ARLINGTON, VIRGINIA, U.S. — The U.S. Wheat Associates was created 40 years ago on Jan. 12, 1980, with the merge of Great Plains Wheat and Western Wheat Associates to create trade opportunities for U.S. wheat. The association is commemorating the 40th anniversary with a new campaign to recognize and celebrate the people who produce the wheat and their partnerships with the U.S. Department of Agriculture (USDA), wheat buyers and wheat food processors around the world.
“This anniversary is a platform for us to reinforce our authentic story — that behind the world’s most reliable supply of wheat are the world’s most dependable people,” said Steve Mercer, vice-president of communications at USW. “In online media, new marketing materials and face-to-face with overseas wheat buyers, we are going to talk about the legacy of commitment from farmers and the important partnerships that are a unique and differential part of importing U.S. wheat.”

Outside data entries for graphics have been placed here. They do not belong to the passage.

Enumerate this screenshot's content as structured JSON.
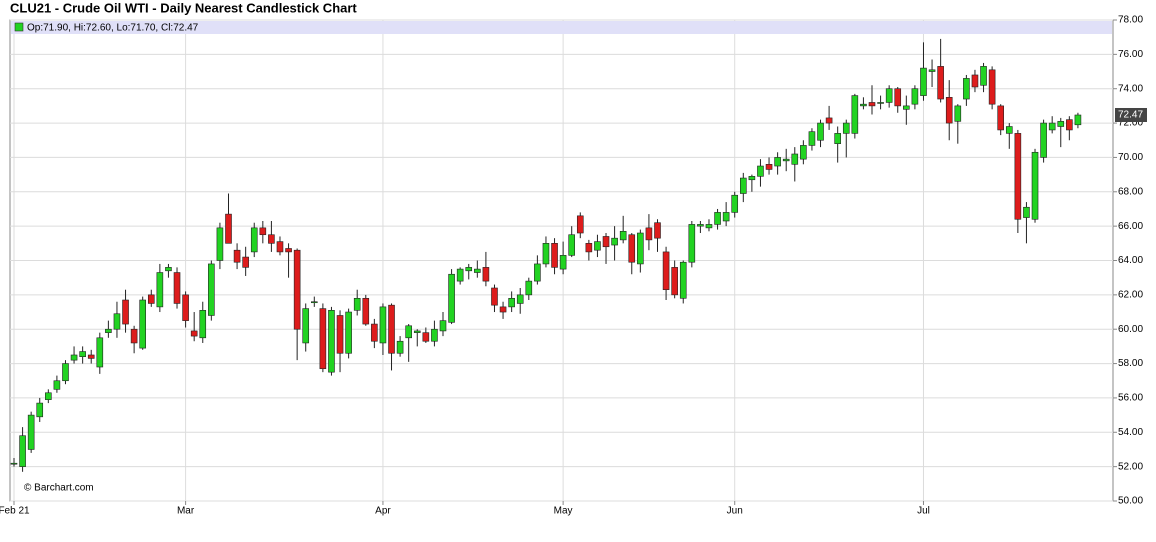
{
  "chart_data": {
    "type": "candlestick",
    "title": "CLU21 - Crude Oil WTI - Daily Nearest Candlestick Chart",
    "legend_text": "Op:71.90, Hi:72.60, Lo:71.70, Cl:72.47",
    "source": "© Barchart.com",
    "up_color": "#22d322",
    "down_color": "#dd1c1c",
    "grid": true,
    "categories": [
      "Feb 21",
      null,
      null,
      null,
      null,
      null,
      null,
      null,
      null,
      null,
      null,
      null,
      null,
      null,
      null,
      null,
      null,
      null,
      null,
      null,
      "Mar",
      null,
      null,
      null,
      null,
      null,
      null,
      null,
      null,
      null,
      null,
      null,
      null,
      null,
      null,
      null,
      null,
      null,
      null,
      null,
      null,
      null,
      null,
      "Apr",
      null,
      null,
      null,
      null,
      null,
      null,
      null,
      null,
      null,
      null,
      null,
      null,
      null,
      null,
      null,
      null,
      null,
      null,
      null,
      null,
      "May",
      null,
      null,
      null,
      null,
      null,
      null,
      null,
      null,
      null,
      null,
      null,
      null,
      null,
      null,
      null,
      null,
      null,
      null,
      null,
      "Jun",
      null,
      null,
      null,
      null,
      null,
      null,
      null,
      null,
      null,
      null,
      null,
      null,
      null,
      null,
      null,
      null,
      null,
      null,
      null,
      null,
      null,
      "Jul",
      null,
      null,
      null,
      null,
      null,
      null,
      null,
      null,
      null,
      null,
      null,
      null,
      null,
      null,
      null,
      null,
      null,
      null
    ],
    "open": [
      52.2,
      52.0,
      53.0,
      54.9,
      55.9,
      56.5,
      57.0,
      58.2,
      58.4,
      58.5,
      57.8,
      59.8,
      60.0,
      61.7,
      60.0,
      58.9,
      62.0,
      61.3,
      63.4,
      63.3,
      62.0,
      59.9,
      59.5,
      60.8,
      64.0,
      66.7,
      64.6,
      64.2,
      64.5,
      65.9,
      65.5,
      65.1,
      64.7,
      64.6,
      59.2,
      61.6,
      61.2,
      57.5,
      60.8,
      58.6,
      61.1,
      61.8,
      60.3,
      59.2,
      61.4,
      58.6,
      59.5,
      59.8,
      59.8,
      59.3,
      59.9,
      60.4,
      62.8,
      63.4,
      63.3,
      63.6,
      62.4,
      61.3,
      61.3,
      61.5,
      62.0,
      62.8,
      63.8,
      65.0,
      63.5,
      64.3,
      66.6,
      65.0,
      64.6,
      65.4,
      64.9,
      65.2,
      65.5,
      63.8,
      65.9,
      66.2,
      64.5,
      63.6,
      61.8,
      63.9,
      66.0,
      65.9,
      66.1,
      66.3,
      66.8,
      67.9,
      68.7,
      68.9,
      69.6,
      69.5,
      69.8,
      69.6,
      69.9,
      70.7,
      71.0,
      72.3,
      70.8,
      71.4,
      71.4,
      73.0,
      73.2,
      73.2,
      73.2,
      74.0,
      72.8,
      73.1,
      73.6,
      75.0,
      75.3,
      73.5,
      72.1,
      73.4,
      74.8,
      74.2,
      75.1,
      73.0,
      71.4,
      71.4,
      66.5,
      66.4,
      70.0,
      71.6,
      71.8,
      72.2,
      71.9
    ],
    "high": [
      52.5,
      54.3,
      55.2,
      56.0,
      56.5,
      57.3,
      58.2,
      59.0,
      59.0,
      58.8,
      59.8,
      60.5,
      61.6,
      62.3,
      60.2,
      61.9,
      62.3,
      63.8,
      63.8,
      63.6,
      62.2,
      61.0,
      61.6,
      64.0,
      66.2,
      67.9,
      65.0,
      64.8,
      66.2,
      66.3,
      66.3,
      65.4,
      65.0,
      64.7,
      61.5,
      61.9,
      61.5,
      61.3,
      61.1,
      61.2,
      62.3,
      62.0,
      60.6,
      61.5,
      61.5,
      59.6,
      60.3,
      60.0,
      60.1,
      60.5,
      61.0,
      63.5,
      63.6,
      63.8,
      64.0,
      64.5,
      62.6,
      61.6,
      62.2,
      62.4,
      63.0,
      64.3,
      65.4,
      65.3,
      65.1,
      66.0,
      66.8,
      65.2,
      65.5,
      65.6,
      66.0,
      66.6,
      65.6,
      65.8,
      66.7,
      66.4,
      64.8,
      64.0,
      64.0,
      66.3,
      66.3,
      66.4,
      67.0,
      67.4,
      68.0,
      69.1,
      69.0,
      69.9,
      70.0,
      70.3,
      70.5,
      70.6,
      71.0,
      71.7,
      72.2,
      73.0,
      71.8,
      72.2,
      73.7,
      73.5,
      74.2,
      73.6,
      74.2,
      74.1,
      73.6,
      74.2,
      76.7,
      75.7,
      76.9,
      74.5,
      73.1,
      74.8,
      75.1,
      75.5,
      75.3,
      73.1,
      72.0,
      71.6,
      67.4,
      70.5,
      72.2,
      72.4,
      72.3,
      72.4,
      72.6
    ],
    "low": [
      52.0,
      51.7,
      52.8,
      54.6,
      55.7,
      56.3,
      56.8,
      58.0,
      58.0,
      58.0,
      57.4,
      59.5,
      59.5,
      59.8,
      58.6,
      58.8,
      61.3,
      61.0,
      63.0,
      61.2,
      60.1,
      59.3,
      59.2,
      60.5,
      63.5,
      65.0,
      63.5,
      63.1,
      64.2,
      65.0,
      64.5,
      64.3,
      63.0,
      58.2,
      58.7,
      61.3,
      57.5,
      57.3,
      57.5,
      58.3,
      60.8,
      60.2,
      58.9,
      58.5,
      57.6,
      58.4,
      58.1,
      59.0,
      59.2,
      59.0,
      59.6,
      60.3,
      62.6,
      62.9,
      63.0,
      62.5,
      61.0,
      60.6,
      61.0,
      60.9,
      61.7,
      62.6,
      63.6,
      63.2,
      63.2,
      64.2,
      65.3,
      64.0,
      64.2,
      63.8,
      64.0,
      65.0,
      63.2,
      63.3,
      64.6,
      64.5,
      61.7,
      61.8,
      61.5,
      63.6,
      65.6,
      65.7,
      65.8,
      66.0,
      66.5,
      67.4,
      68.0,
      68.3,
      69.0,
      69.0,
      69.2,
      68.6,
      69.6,
      70.4,
      70.6,
      71.6,
      69.7,
      70.0,
      71.1,
      72.8,
      72.5,
      72.8,
      72.9,
      72.6,
      71.9,
      72.8,
      73.3,
      74.1,
      73.2,
      71.0,
      70.8,
      73.0,
      73.8,
      73.8,
      72.8,
      71.3,
      70.5,
      65.6,
      65.0,
      66.2,
      69.7,
      71.4,
      70.6,
      71.0,
      71.7
    ],
    "close": [
      52.2,
      53.8,
      55.0,
      55.7,
      56.3,
      57.0,
      58.0,
      58.5,
      58.7,
      58.3,
      59.5,
      60.0,
      60.9,
      60.3,
      59.2,
      61.7,
      61.5,
      63.3,
      63.6,
      61.5,
      60.5,
      59.6,
      61.1,
      63.8,
      65.9,
      65.0,
      63.9,
      63.6,
      65.9,
      65.5,
      65.0,
      64.5,
      64.5,
      60.0,
      61.2,
      61.6,
      57.7,
      61.1,
      58.6,
      61.0,
      61.8,
      60.3,
      59.3,
      61.3,
      58.6,
      59.3,
      60.2,
      59.9,
      59.3,
      60.0,
      60.5,
      63.2,
      63.5,
      63.6,
      63.5,
      62.8,
      61.4,
      61.0,
      61.8,
      62.0,
      62.8,
      63.8,
      65.0,
      63.6,
      64.3,
      65.5,
      65.6,
      64.5,
      65.1,
      64.8,
      65.3,
      65.7,
      63.9,
      65.6,
      65.2,
      65.3,
      62.3,
      62.0,
      63.9,
      66.1,
      66.1,
      66.1,
      66.8,
      66.8,
      67.8,
      68.8,
      68.9,
      69.5,
      69.3,
      70.0,
      69.9,
      70.2,
      70.7,
      71.5,
      72.0,
      72.0,
      71.4,
      72.0,
      73.6,
      73.1,
      73.0,
      73.2,
      74.0,
      73.0,
      73.0,
      74.0,
      75.2,
      75.1,
      73.4,
      72.0,
      73.0,
      74.6,
      74.1,
      75.3,
      73.1,
      71.6,
      71.8,
      66.4,
      67.1,
      70.3,
      72.0,
      72.0,
      72.1,
      71.6,
      72.47
    ],
    "ylim": [
      50,
      78
    ],
    "yticks": [
      {
        "value": 50,
        "label": "50.00"
      },
      {
        "value": 52,
        "label": "52.00"
      },
      {
        "value": 54,
        "label": "54.00"
      },
      {
        "value": 56,
        "label": "56.00"
      },
      {
        "value": 58,
        "label": "58.00"
      },
      {
        "value": 60,
        "label": "60.00"
      },
      {
        "value": 62,
        "label": "62.00"
      },
      {
        "value": 64,
        "label": "64.00"
      },
      {
        "value": 66,
        "label": "66.00"
      },
      {
        "value": 68,
        "label": "68.00"
      },
      {
        "value": 70,
        "label": "70.00"
      },
      {
        "value": 72,
        "label": "72.00"
      },
      {
        "value": 74,
        "label": "74.00"
      },
      {
        "value": 76,
        "label": "76.00"
      },
      {
        "value": 78,
        "label": "78.00"
      }
    ]
  }
}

The primary component of the USW campaign is a new landing page on https://www.uswheat.org/ titled “Our Story.” The page includes historical background, and profiles of U.S. wheat farm families and overseas customers. The campaign also features a new video that defines the value created by farmers, the U.S. wheat export supply system and the service the USW organization offers to flour millers and wheat food processors around the world.
“Many of the millers and bakeries USW works with overseas are also family-owned and going through the same generational changes as U.S. farm families,” Mercer said. “That is one reason why we will emphasize past and present connections between our farmers and customers in those stories, through our Wheat Letter blog and in Facebook and Twitter posts as we continue to update content throughout 2020.”
USW’s mission is to “develop, maintain, and expand international markets to enhance wheat’s profitability for U.S. wheat producers and its value for their customers.” USW activities in more than 100 countries are funded through producer checkoff dollars managed by 17 state wheat commissions and cost-share funding provided by the USDA’s Foreign Agricultural Service.